ES: I have always been a strong believer in the “lab” model over the “studio” model for creative practice. Labs are social in nature – and for a multidisciplinary, creative area such as games, the social component is vital. When I was a graduate student at CalArts I loved working in the integrated media lab, which later led me to found the arts and games co-operative C-LEVEL in LA’s Chinatown.
I also knew that my particular ideas for game-making culture, and what game-making education could be at UCLA, would best be served by building an agile institution to create an alternative model for games and art education—a place that would be distinguished from the more common institutions that prepare students for work in the game industry or focus primarily on social, educational, and “serious” games.
DO: Has your vision for the lab changed/altered/grown since its founding? Has the lab experience refined your own thoughts about game art/practice/education?
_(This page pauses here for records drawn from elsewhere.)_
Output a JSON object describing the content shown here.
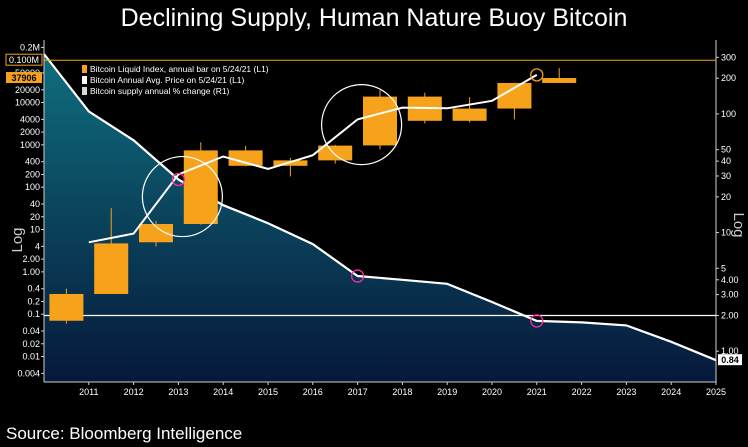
{
  "title": "Declining Supply, Human Nature Buoy Bitcoin",
  "source": "Source: Bloomberg Intelligence",
  "colors": {
    "background": "#000000",
    "bar": "#f7a21b",
    "price_line": "#ffffff",
    "supply_area_top": "#0f6e7e",
    "supply_area_bottom": "#06183a",
    "highlight_circle": "#ffffff",
    "marker": "#ff2fa8",
    "reference_line": "#ffffff",
    "current_tag": "#f7a21b"
  },
  "chart_data": {
    "type": "bar",
    "legend_position": "top-left",
    "grid": false,
    "legend": [
      {
        "label": "Bitcoin Liquid Index, annual bar on 5/24/21 (L1)",
        "swatch": "bar"
      },
      {
        "label": "Bitcoin Annual Avg. Price on 5/24/21 (L1)",
        "swatch": "line"
      },
      {
        "label": "Bitcoin supply annual % change (R1)",
        "swatch": "area"
      }
    ],
    "left_axis": {
      "label": "Log",
      "scale": "log",
      "range": [
        0.0025,
        300000
      ],
      "ticks": [
        {
          "value": 0.004,
          "label": "0.004"
        },
        {
          "value": 0.01,
          "label": "0.01"
        },
        {
          "value": 0.02,
          "label": "0.02"
        },
        {
          "value": 0.04,
          "label": "0.04"
        },
        {
          "value": 0.1,
          "label": "0.1"
        },
        {
          "value": 0.2,
          "label": "0.2"
        },
        {
          "value": 0.4,
          "label": "0.4"
        },
        {
          "value": 1,
          "label": "1.00"
        },
        {
          "value": 2,
          "label": "2.00"
        },
        {
          "value": 4,
          "label": "4"
        },
        {
          "value": 10,
          "label": "10"
        },
        {
          "value": 20,
          "label": "20"
        },
        {
          "value": 40,
          "label": "40"
        },
        {
          "value": 100,
          "label": "100"
        },
        {
          "value": 200,
          "label": "200"
        },
        {
          "value": 400,
          "label": "400"
        },
        {
          "value": 1000,
          "label": "1000"
        },
        {
          "value": 2000,
          "label": "2000"
        },
        {
          "value": 4000,
          "label": "4000"
        },
        {
          "value": 10000,
          "label": "10000"
        },
        {
          "value": 20000,
          "label": "20000"
        },
        {
          "value": 50000,
          "label": "50000"
        },
        {
          "value": 200000,
          "label": "0.2M"
        }
      ],
      "current_value": {
        "value": 37906,
        "label": "37906"
      },
      "reference_value": {
        "value": 100000,
        "label": "0.100M"
      }
    },
    "right_axis": {
      "label": "Log",
      "scale": "log",
      "range": [
        0.55,
        420
      ],
      "ticks": [
        {
          "value": 1,
          "label": "1.00"
        },
        {
          "value": 2,
          "label": "2.00"
        },
        {
          "value": 3,
          "label": "3.00"
        },
        {
          "value": 4,
          "label": "4.00"
        },
        {
          "value": 5,
          "label": "5"
        },
        {
          "value": 10,
          "label": "10"
        },
        {
          "value": 20,
          "label": "20"
        },
        {
          "value": 30,
          "label": "30"
        },
        {
          "value": 40,
          "label": "40"
        },
        {
          "value": 50,
          "label": "50"
        },
        {
          "value": 100,
          "label": "100"
        },
        {
          "value": 200,
          "label": "200"
        },
        {
          "value": 300,
          "label": "300"
        }
      ],
      "current_value": {
        "value": 0.84,
        "label": "0.84"
      },
      "reference_value": {
        "value": 2,
        "label": "2.00"
      }
    },
    "x_axis": {
      "range": [
        2010,
        2025
      ],
      "ticks": [
        2011,
        2012,
        2013,
        2014,
        2015,
        2016,
        2017,
        2018,
        2019,
        2020,
        2021,
        2022,
        2023,
        2024,
        2025
      ]
    },
    "series": [
      {
        "name": "Bitcoin Liquid Index, annual bar on 5/24/21 (L1)",
        "type": "candlestick",
        "axis": "left",
        "points": [
          {
            "year": 2010,
            "open": 0.07,
            "close": 0.3,
            "high": 0.4,
            "low": 0.06
          },
          {
            "year": 2011,
            "open": 0.3,
            "close": 4.7,
            "high": 32,
            "low": 0.3
          },
          {
            "year": 2012,
            "open": 5,
            "close": 13.5,
            "high": 16,
            "low": 4
          },
          {
            "year": 2013,
            "open": 13.5,
            "close": 740,
            "high": 1150,
            "low": 13
          },
          {
            "year": 2014,
            "open": 740,
            "close": 320,
            "high": 950,
            "low": 310
          },
          {
            "year": 2015,
            "open": 320,
            "close": 430,
            "high": 490,
            "low": 180
          },
          {
            "year": 2016,
            "open": 430,
            "close": 960,
            "high": 1000,
            "low": 360
          },
          {
            "year": 2017,
            "open": 970,
            "close": 13800,
            "high": 19500,
            "low": 780
          },
          {
            "year": 2018,
            "open": 13800,
            "close": 3700,
            "high": 17000,
            "low": 3200
          },
          {
            "year": 2019,
            "open": 3700,
            "close": 7200,
            "high": 13500,
            "low": 3400
          },
          {
            "year": 2020,
            "open": 7200,
            "close": 29000,
            "high": 29300,
            "low": 4000
          },
          {
            "year": 2021,
            "open": 29000,
            "close": 37906,
            "high": 64800,
            "low": 29000
          }
        ]
      },
      {
        "name": "Bitcoin Annual Avg. Price on 5/24/21 (L1)",
        "type": "line",
        "axis": "left",
        "points": [
          {
            "year": 2011,
            "value": 5
          },
          {
            "year": 2012,
            "value": 8
          },
          {
            "year": 2013,
            "value": 200
          },
          {
            "year": 2014,
            "value": 530
          },
          {
            "year": 2015,
            "value": 270
          },
          {
            "year": 2016,
            "value": 570
          },
          {
            "year": 2017,
            "value": 4000
          },
          {
            "year": 2018,
            "value": 7600
          },
          {
            "year": 2019,
            "value": 7300
          },
          {
            "year": 2020,
            "value": 11000
          },
          {
            "year": 2021,
            "value": 45000
          }
        ]
      },
      {
        "name": "Bitcoin supply annual % change (R1)",
        "type": "area",
        "axis": "right",
        "points": [
          {
            "year": 2010,
            "value": 320
          },
          {
            "year": 2011,
            "value": 105
          },
          {
            "year": 2012,
            "value": 60
          },
          {
            "year": 2013,
            "value": 28
          },
          {
            "year": 2014,
            "value": 17
          },
          {
            "year": 2015,
            "value": 12
          },
          {
            "year": 2016,
            "value": 8
          },
          {
            "year": 2017,
            "value": 4.3
          },
          {
            "year": 2018,
            "value": 4.0
          },
          {
            "year": 2019,
            "value": 3.7
          },
          {
            "year": 2020,
            "value": 2.6
          },
          {
            "year": 2021,
            "value": 1.8
          },
          {
            "year": 2022,
            "value": 1.75
          },
          {
            "year": 2023,
            "value": 1.65
          },
          {
            "year": 2024,
            "value": 1.2
          },
          {
            "year": 2025,
            "value": 0.84
          }
        ]
      }
    ],
    "annotations": [
      {
        "type": "circle",
        "year": 2013,
        "value": 60,
        "axis": "left"
      },
      {
        "type": "circle",
        "year": 2017,
        "value": 3000,
        "axis": "left"
      },
      {
        "type": "marker",
        "year": 2013,
        "value": 28,
        "axis": "right",
        "color": "marker"
      },
      {
        "type": "marker",
        "year": 2017,
        "value": 4.3,
        "axis": "right",
        "color": "marker"
      },
      {
        "type": "marker",
        "year": 2021,
        "value": 1.8,
        "axis": "right",
        "color": "marker"
      },
      {
        "type": "marker",
        "year": 2021,
        "value": 45000,
        "axis": "left",
        "color": "current_tag"
      }
    ]
  }
}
ES: Yes, I’ve recently been focusing on emphasizing the importance of craft as an essential component of game making. Developing craft is essential alongside other values that are important. By “craft” here I mean mostly the cultivation of a rigorous technique applied to game design, developing game aesthetics and the programming aspect of games. Currently, I am working with Tyler Stefanich, our lab manager, and other faculty and students to figure out how the lab can nurture the gamemaking craft(s) without replicating the established pipelines used to develop and design games.
Also, more broadly, I am looking to possibly expand the scope and focus of the lab in a more radical way beyond games. I am very compelled by Roger Caillois’ ideas about how games belong to a broader set of cultural practices. At the moment, this future plan is still classified as “top secret”, so I won’t elaborate further – but stay tuned!
DO: Is the lab currently experimenting with VR/AR/Mixed Reality in order to ascertain its aesthetic potential (and pitfalls) for game art?
ES: Definitely. We have students and artists in residence working on a variety of VR/AR projects, and we’re exploring the visual possibilities and interactive challenges of these media.
DO: As you mentioned, the UCLA Game Lab also produces a Game Art Festival at a Los Angeles museum on a semi-regular basis. Why is this kind of exhibition so vital in an era when games can so readily be downloaded and played privately or online?
ES: The decision to produce a large-scale festival in a public space not traditionally associated with games as an artistic practice is key. It reflects the lab’s mission and agenda to expose new audiences to new games.
But there are several specific reasons why we put on the festival the way we do: the first reason has to do with the cultural value of games. To be frank, games suffer from an image problem in the arts community and in the culture at large. They are looked down on as low-brow, mass entertainment—perhaps appreciated for its technical sophistication, but deemed intellectually vacuous. So, in the most un-subtle of terms, hosting our festival in well-established and respected cultural institutions compels the skeptics to at least take a new look at games. The second reason is that, while it is true that games can be a satisfying solitary experience, their cultural value as a relational mediation of human interaction is just as profound. Showing games in a public space allows for formal experiments of social and physical scale as well as increased attention and sensibility to materiality and allows intersections with other artistic practices and media: games presented on stage; large-scale collaborative games; game workshops; games as film, sculpture, book or manuscript; and many other kinds of games that expand the scope of what game-playing means in a way that downloaded games and/or solitary play simply don’t allow.